WASHINGTON — The Democratic-controlled Congress is poised for a chaotic week.
On Monday, the Senate is bracing for a vote — which Republicans have already vowed to block — to avert a government shutdown and a debt default. The government would shut down Friday if there's no resolution.
The House is expected to vote Thursday on an infrastructure bill that progressive Democrats have threatened to block to maximize their leverage over a separate multitrillion-dollar package. The vote had originally been scheduled for Monday.

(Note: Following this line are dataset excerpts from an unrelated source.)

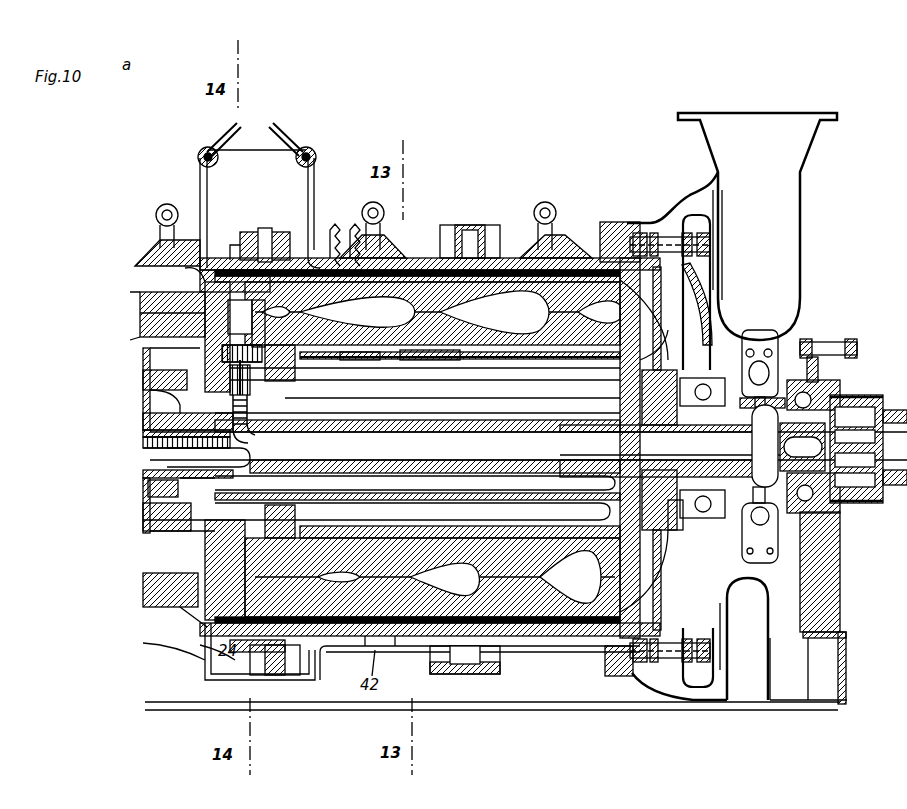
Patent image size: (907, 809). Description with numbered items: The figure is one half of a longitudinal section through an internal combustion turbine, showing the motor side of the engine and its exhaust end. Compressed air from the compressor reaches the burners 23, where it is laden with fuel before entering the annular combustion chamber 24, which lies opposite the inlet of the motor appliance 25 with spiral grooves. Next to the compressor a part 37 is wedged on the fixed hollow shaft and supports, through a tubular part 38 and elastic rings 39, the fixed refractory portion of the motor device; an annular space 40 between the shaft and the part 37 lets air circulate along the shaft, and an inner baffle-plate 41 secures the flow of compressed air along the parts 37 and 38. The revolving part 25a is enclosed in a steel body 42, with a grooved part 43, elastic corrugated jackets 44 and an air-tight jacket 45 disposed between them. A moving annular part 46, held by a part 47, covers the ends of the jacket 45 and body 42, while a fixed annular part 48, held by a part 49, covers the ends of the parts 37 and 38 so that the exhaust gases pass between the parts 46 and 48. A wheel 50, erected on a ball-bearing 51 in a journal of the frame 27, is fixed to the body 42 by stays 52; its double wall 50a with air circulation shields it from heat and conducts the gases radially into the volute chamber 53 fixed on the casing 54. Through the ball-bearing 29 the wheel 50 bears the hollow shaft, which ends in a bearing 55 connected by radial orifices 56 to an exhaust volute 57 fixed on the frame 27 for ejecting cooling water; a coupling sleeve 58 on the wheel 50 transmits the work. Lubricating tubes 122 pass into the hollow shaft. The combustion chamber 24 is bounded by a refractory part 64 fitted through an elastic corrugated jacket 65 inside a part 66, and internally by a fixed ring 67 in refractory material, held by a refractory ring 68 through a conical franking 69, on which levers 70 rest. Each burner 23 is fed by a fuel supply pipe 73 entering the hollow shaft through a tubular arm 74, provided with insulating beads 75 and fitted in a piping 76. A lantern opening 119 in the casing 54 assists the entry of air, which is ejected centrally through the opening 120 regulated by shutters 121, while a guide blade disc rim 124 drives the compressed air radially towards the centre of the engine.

The opening 120 is at (252, 165).
The shutters 121 is at (300, 143).
The lantern opening 119 is at (466, 232).
The casing 54 is at (580, 250).
The stays 52 is at (672, 240).
The volute chamber 53 is at (740, 700).
The wheel 50 is at (705, 282).
The double wall 50a is at (700, 337).
The ball-bearing 51 is at (820, 352).
The coupling sleeve 58 is at (880, 398).
The bearing 55 is at (780, 470).
The radial orifices 56 is at (830, 505).
The exhaust volute 57 is at (760, 525).
The part 47 is at (690, 637).
The frame 27 is at (847, 683).
The air-tight jacket 45 is at (520, 600).
The elastic corrugated jackets 44 is at (398, 642).
The body 42 is at (300, 258).
The part 43 is at (350, 640).
The revolving part 25a is at (318, 660).
The part 64 is at (205, 660).
The combustion chamber 24 is at (283, 365).
The guide blade disc rim 124 is at (190, 618).
The moving annular part 46 is at (650, 575).
The fixed annular part 48 is at (645, 540).
The part 49 is at (690, 525).
The ball-bearing 29 is at (700, 500).
The tubes 122 is at (600, 455).
The elastic rings 39 is at (340, 555).
The baffle-plate 41 is at (340, 515).
The annular space 40 is at (396, 390).
The tubular part 38 is at (334, 362).
The part 37 is at (310, 395).
The insulating beads 75 is at (190, 455).
The piping 76 is at (250, 444).
The fuel supply pipe 73 is at (230, 411).
The tubular arm 74 is at (252, 411).
The burners 23 is at (285, 380).
The motor appliance 25 is at (352, 365).
The fixed ring 67 is at (240, 316).
The conical franking 69 is at (242, 337).
The levers 70 is at (158, 300).
The refractory ring 68 is at (230, 290).
The elastic corrugated jacket 65 is at (236, 256).
The part 66 is at (258, 240).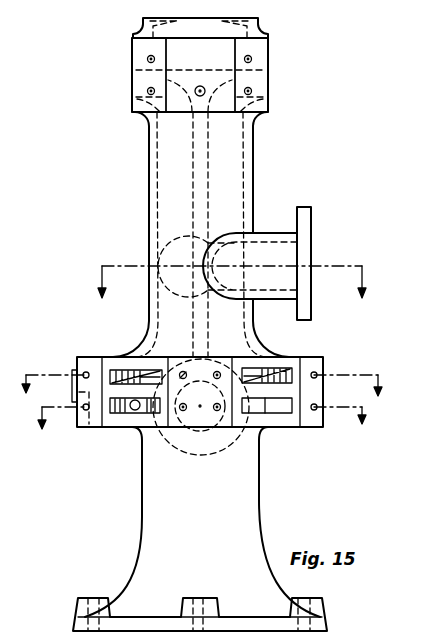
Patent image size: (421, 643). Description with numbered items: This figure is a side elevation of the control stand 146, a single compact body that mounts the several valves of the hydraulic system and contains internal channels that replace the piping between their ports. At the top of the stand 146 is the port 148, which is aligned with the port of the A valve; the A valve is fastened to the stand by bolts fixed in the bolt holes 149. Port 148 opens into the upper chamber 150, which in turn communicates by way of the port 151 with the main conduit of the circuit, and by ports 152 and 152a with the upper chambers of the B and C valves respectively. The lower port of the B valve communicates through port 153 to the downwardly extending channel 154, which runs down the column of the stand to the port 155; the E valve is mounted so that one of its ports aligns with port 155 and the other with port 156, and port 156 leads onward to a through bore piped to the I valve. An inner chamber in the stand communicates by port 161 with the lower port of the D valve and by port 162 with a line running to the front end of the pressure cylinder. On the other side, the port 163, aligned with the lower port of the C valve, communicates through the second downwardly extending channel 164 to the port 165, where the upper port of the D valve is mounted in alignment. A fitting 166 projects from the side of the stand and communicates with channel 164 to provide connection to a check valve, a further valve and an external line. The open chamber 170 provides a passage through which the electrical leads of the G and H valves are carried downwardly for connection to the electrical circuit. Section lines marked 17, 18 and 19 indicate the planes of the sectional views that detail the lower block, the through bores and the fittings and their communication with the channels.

The stand 146 is at (250, 490).
The port 148 is at (203, 89).
The bolt holes 149 is at (148, 57).
The upper chamber 150 is at (242, 19).
The port 151 is at (150, 21).
The port 152 is at (138, 68).
The port 152a is at (268, 68).
The port 153 is at (134, 99).
The downwardly extending channel 154 is at (172, 186).
The port 155 is at (118, 376).
The port 156 is at (148, 410).
The port 161 is at (282, 411).
The port 162 is at (198, 432).
The port 163 is at (265, 96).
The downwardly extending channel 164 is at (233, 184).
The port 165 is at (283, 375).
The fitting 166 is at (306, 220).
The open chamber 170 is at (92, 430).
The section line 17 is at (201, 399).
The section line 18 is at (201, 432).
The section line 19 is at (231, 285).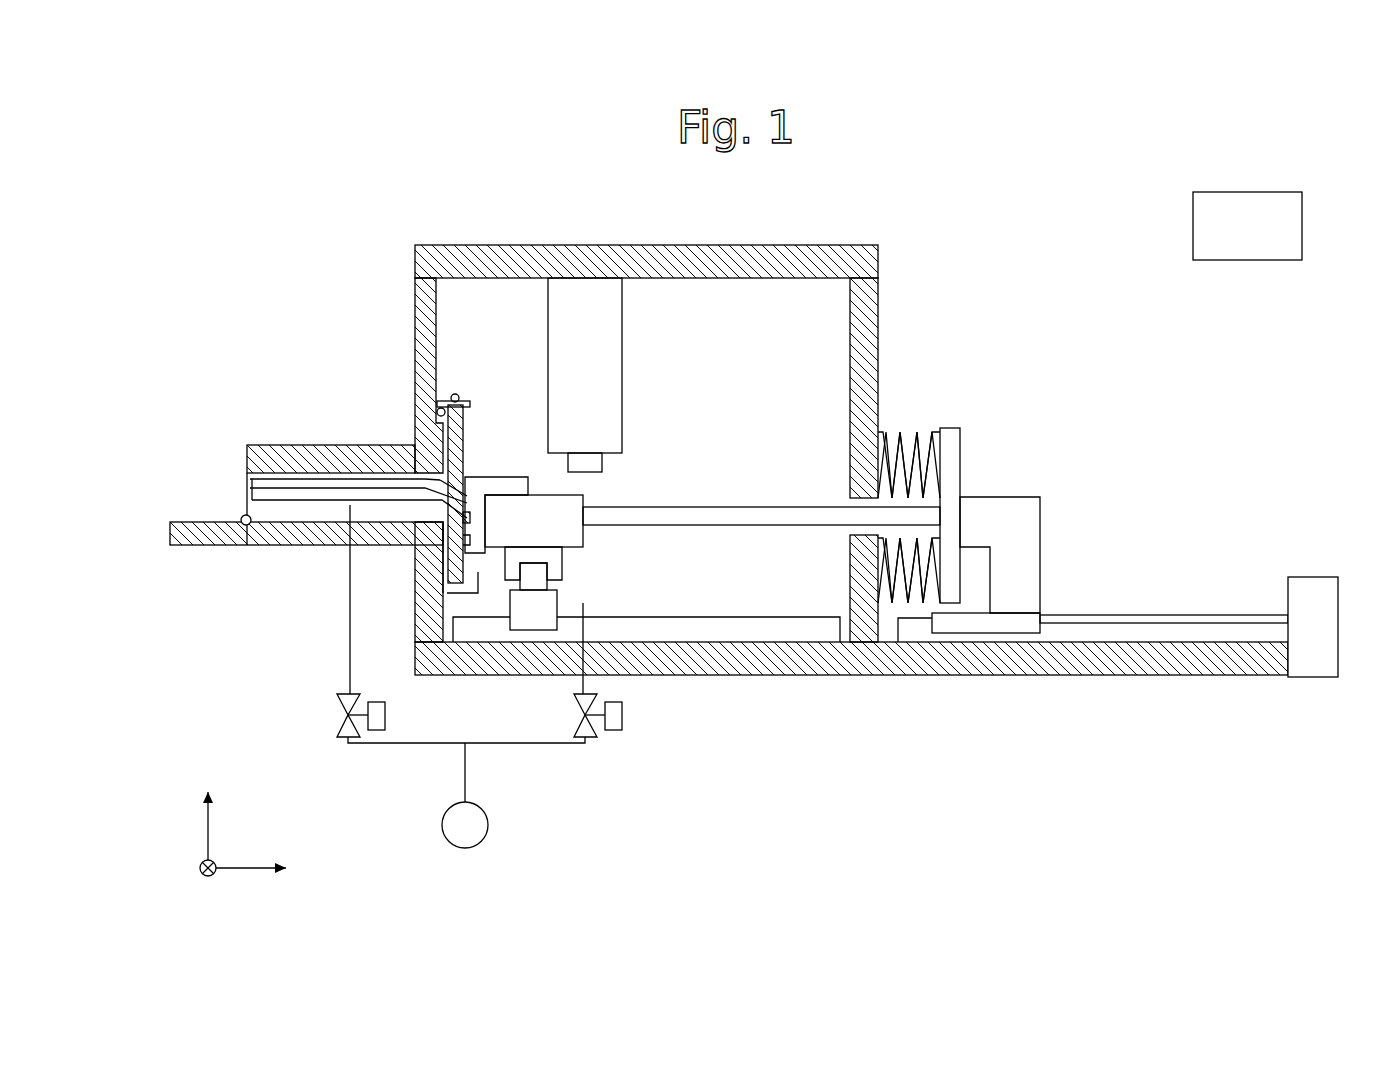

House Speaker Nancy Pelosi, D-Calif., said Sunday that she was confident that the infrastructure bill would be passed this week but appeared to be giving herself extra time to lock up support. She said this week would be "a week of opportunity" in a letter to House Democrats late Sunday.
Pressed about the matter earlier in the day on ABC's "This Week," Pelosi said, "I'm never bringing a bill to the floor that doesn't have votes."
The twin showdowns carry high stakes for the government's ability to keep functioning and for the prospects of the two pillars of President Joe Biden's domestic agenda.
"Everything's drama. We play drama with people's lives. We can't shut the government down. We're going to shut the government down in the middle of a pandemic? It's the most irresponsible action that anybody could take," said Rep. Debbie Dingell, D-Mich. "And it's the same on the debt limit. It's total political rhetoric, drama. And it is real people's lives, it's our position in the world, and it's bulls---."
Pelosi appears to be trying to head off opposition among the left wing of her party.
Rep. Pramila Jayapal, D-Wash., said the Congressional Progressive Caucus, which she leads, will vote down the infrastructure bill, which a bipartisan group of senators negotiated this year, unless the larger social safety net bill has passed the Senate.
Or at least until "every single detail is worked out, they're signed in blood, public commitment," she said.
She said there is a lack of "trust" between progressives and centrist Democrats about the desire to pass a sweeping package to expand the safety net and rewrite the social contract.
Pelosi sought to entice progressives to vote for the infrastructure bill by floating a vote on the larger bill. But Jayapal said that wouldn't be enough unless the Senate also agreed.
In the Senate, Republicans have threatened to block the government funding and debt limit bill, saying Democrats should raise the debt limit on their own without bipartisan help. Democrats reject that as ahistorical.
The legislation needs 60 votes to break a filibuster, meaning at least 10 Republicans would have to break ranks. So far, only one GOP senator — John Kennedy of Louisiana — has said he is likely to vote for it, citing disaster aid funding Louisiana needs.